子嵐還是第一次見夕顏如此,心中不免也跟著緊張起來,小心翼翼地回答道︰「是……是裴大哥送給我的。」
「果然是裴申」夕顏月兌口而出。自己怎麼早沒有想到是他,這個神秘的躍龍堂殺手之一,風龍這個一直被自己難以揣測的往來于蕭家和喬府的人,這個一直對自己狐魅而難以意味地笑,原來他對所有的一切一切都了然于心,原來一切的陰謀與陷阱都是他一手鋪就,原來他一直以一個旁觀者來看著自己一步一步走進他設的圈套,難怪他總是一副看透人心思的自信與張揚。
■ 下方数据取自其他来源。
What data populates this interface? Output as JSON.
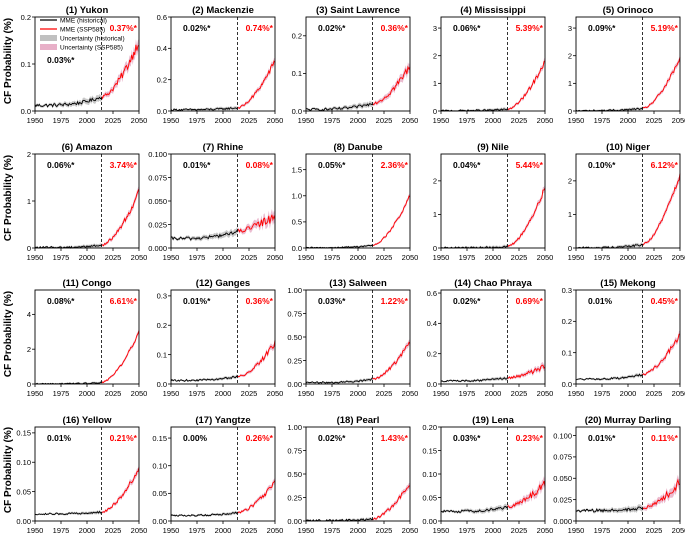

倘若風龍是裴申的話,那所有的事情便能夠串連清晰了,往事皆不期而至,她心中也獨自細想起來︰「最初在子嵐房門外偷听二人說話的,想必就是他了,也正是那個時候,他得知了三嬸與如今旭王爺的關系,便在之後趁著子遙的追求而接近她,而子遙又同常常來蕭府的蘇靈薇關系密切,他便想著從中獲得些關于旭王爺奪位的訊息。而之後借著尹夫人對喬家仇恨而對我下毒的,也是他了,至于從姜郎中那里回來傳過樹林時遭到的突襲,恐怕是因他下毒未果的進一步行動,想必在那之前,他無意間向昭軒透露過,也就是少修看到有躍龍堂的人從昭軒院中飛出時,自此昭軒便開始懷疑他是烏蘭國細作一事,且才會突然在林中將我們一行人救下。他最初為了知道我每日的動向,便以若辰為挾要錦兒將那香囊系于我身上,而他本來的目的便是在暗中摧毀蕭家,既然子逸誤服了他原本給我下的毒,他一不做二不休,令錦兒在每日的晨露中撒入罌粟粉,欲將子逸這個蕭家的長孫置于死地,如此周密的部署,倘若不是今日看到子嵐這飛鏢,恐怕自己依舊迷路在朦朧的森林布局中。」
夕顏突然想到了那個夜晚,風龍,也就是這位裴申公子,在杳雲亭上信心滿滿的樣子,或許他並未料到過,她竟如此之快的與這個群龍鏢再次會面,也一如夕顏曾希望的那樣,第三次見到這鏢,果然是明晰了這個神秘的風龍身份之時。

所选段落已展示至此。